Indeed, Garland had launched 5S three times with little sustained success, according to Dyer, who had joined the Texas plant from an Ecolab facility in Canada.

Nevertheless, the “day of change” was impetus to try again – not to implement 5S but to infuse lean into the very culture of Ecolab’s Garland plant.

Change Requires a Sustained Process

Dyer shared the Garland plant’s lean-transformation beginnings during the ASQ world conference held in May. He was joined by consultant Denis Devos, Devos Associates, who Dyer said provided the facility with some much-needed expertise in lean and change management.

The Garland plant makes detergent blocks for commercial dishwashers, as well as industrial cleaners.

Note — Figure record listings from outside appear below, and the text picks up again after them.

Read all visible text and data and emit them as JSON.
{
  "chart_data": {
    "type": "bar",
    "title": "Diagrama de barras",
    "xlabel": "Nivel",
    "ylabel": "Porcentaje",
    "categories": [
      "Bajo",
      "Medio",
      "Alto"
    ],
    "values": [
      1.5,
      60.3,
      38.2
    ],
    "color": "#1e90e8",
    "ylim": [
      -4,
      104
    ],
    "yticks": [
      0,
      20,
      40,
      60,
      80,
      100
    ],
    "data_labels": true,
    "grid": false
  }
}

In part their message was one that has been shared before: Creating a lean culture requires a sustained process and consistent message, not simply a workshop  -- or even a series of workshops. And while the change may begin with the plant manager, it requires commitment from the entire workforce.

Dyer and Devos bolstered that message with specifics efforts undertaken at the Garland plant. They shared the early skepticism exhibited by the workforce, many of whom had “seen it all before” and questioned what would be different in the latest effort to introduce lean.

One difference was the introduction of clear measurable objectives, Dyer said. For example, Garland developed five key measurables based on the facility’s change priorities. Among those five keys: Reduce accidents from 12 to zero and increase delivery from 79% to 98%.

The leadership team also developed a vision for the facility, bolstered by seven values. Among the values: “I have the courage to challenge the norm, provide innovation and eliminate waste.”

“I strongly recommend you write them out and post them,” Dyer said. “Make them a focal point.”

Dyer said early and quick wins were important to overcoming a skeptical workforce and driving engagement -- as was selecting improvement efforts that supported the plant’s five key measurable goals. He said it was important also that employees develop solutions, even if reaching the solutions took longer.

“It is worth it to get buy in,” Dyer said.

No less important is accountability, the presenters said. Indeed,  Devos stated that any time he has seen trouble in an organization “there is a lack of accountability in the culture.”

At Garland, the emphasis on accountability translated to making expectations clear and then holding people accountable for results. That was bolstered by “relentless rewarding of proper behaviors” via public recognition and gift cards, for example.